Given they *know* how it it is -- they could just set it.

see also:

</code> https://www.oracle.com/technetwork/issue-archive/2014/14-sep/o54asktom-2279184.html <code>

"query plans with temporary tables"



WHERE b.first_use_dt BETWEEN add_months(sysdate,-12) and add_months(sysdate,12)

Justin, September 23, 2004 - 9:02 am UTC

worked supa fast.

So why is months_between slow would be the next obvious question?

Also, the number of records in tt_tmp5 will change, but will always be small.
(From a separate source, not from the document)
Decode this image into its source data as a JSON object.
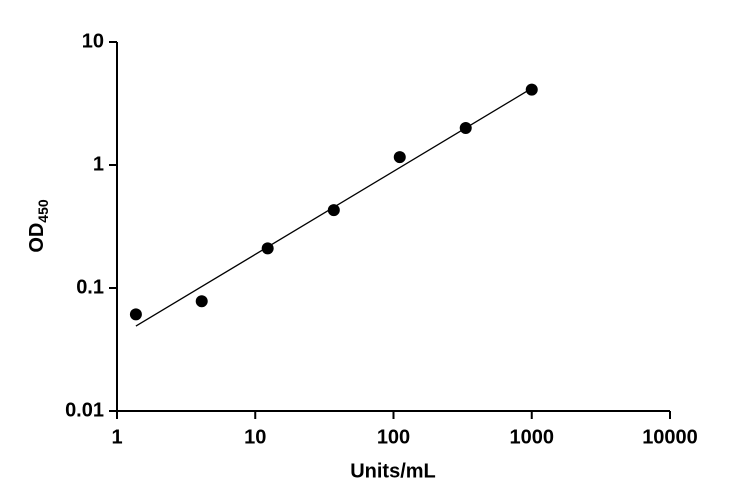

So would specifying stats for say 20 rows be a good idea, even if it is less, but never more?

Thanks!



Tom Kyte
September 24, 2004 - 8:27 am UTC

because

f( column_in_table ) = value

cannot use an index on column_in_table

but

column_in_table between A and B can.

oops

Justin, September 23, 2004 - 9:09 am UTC

I think you meant that:

where b.first_user_dt between add_months(sysdate,-12) and sysdate

is a duplicate for:

ABS(MONTHS_BETWEEN (SYSDATE, b.first_use_dt)) <= 12

because ADD_MONTHS(sysdate,12) would make the time difference 24 months?

Tom Kyte
September 24, 2004 - 8:32 am UTC

No, i very specifically meant +-12 months

Say first_use_dt is in the past:


ops$tkyte@ORA10G> select months_between( sysdate, to_date('01-aug-2004'))
  2  from dual;
 
MONTHS_BETWEEN(SYSDATE,TO_DATE('01-AUG-2004'))
----------------------------------------------
                                    1.75294616

<b>months between is +1.7, say it is in the future:</b>
 

ops$tkyte@ORA10G> 1
  1* select months_between( sysdate, to_date('01-aug-2004'))
ops$tkyte@ORA10G> c/aug/nov
  1* select months_between( sysdate, to_date('01-nov-2004'))
ops$tkyte@ORA10G> /
 
MONTHS_BETWEEN(SYSDATE,TO_DATE('01-NOV-2004'))
----------------------------------------------
                                    -1.2470482
 
<b>it is negative == but you have ABS() wrapped about it -- so it is +1.2</b>


your query asked for things +/- 12 months from sysdate, i was just duplicating that. 

If a little out of date

Tim Scott, July 14, 2017 - 10:51 am UTC

The answer refers to a bug that's still open with 8.1.7.
I created a more convoluted index in 11.2 and 12.1 perfectly fine, but when trying to import that index into 12.2, I got this "pure function" error...

The index was on:
"SOMEBIGTABLE" (UPPER(RTRIM( REGEXP_REPLACE (SUBSTR("VARCHAR2_700_COL",NVL("NUMBER_SINGLE_DIGIT_COL",0)+1),'[[:punct:]]',''))))


SOMEBIGTABLE has 373 columns and (being a dev system) only 3,321 rows.

(Yes, I know that looks really odd: the VARCHAR2_700_COL contains book titles, e.g. "The Hobbit"; the NUMBER_SINGLE_DIGIT_COL contains a number of letters to ignore when sorting so that "The Hobbit" sorts with the Hs, not with the Ts. Sometimes the title is, e.g., 'The "Hobbit"', hence the ignoring of punctuation)
Connor McDonald
July 25, 2017 - 7:07 am UTC

That is actually the reverse situation.

REGEXP_REPLACE is not deterministic, so it was a bug in 11g to allow it.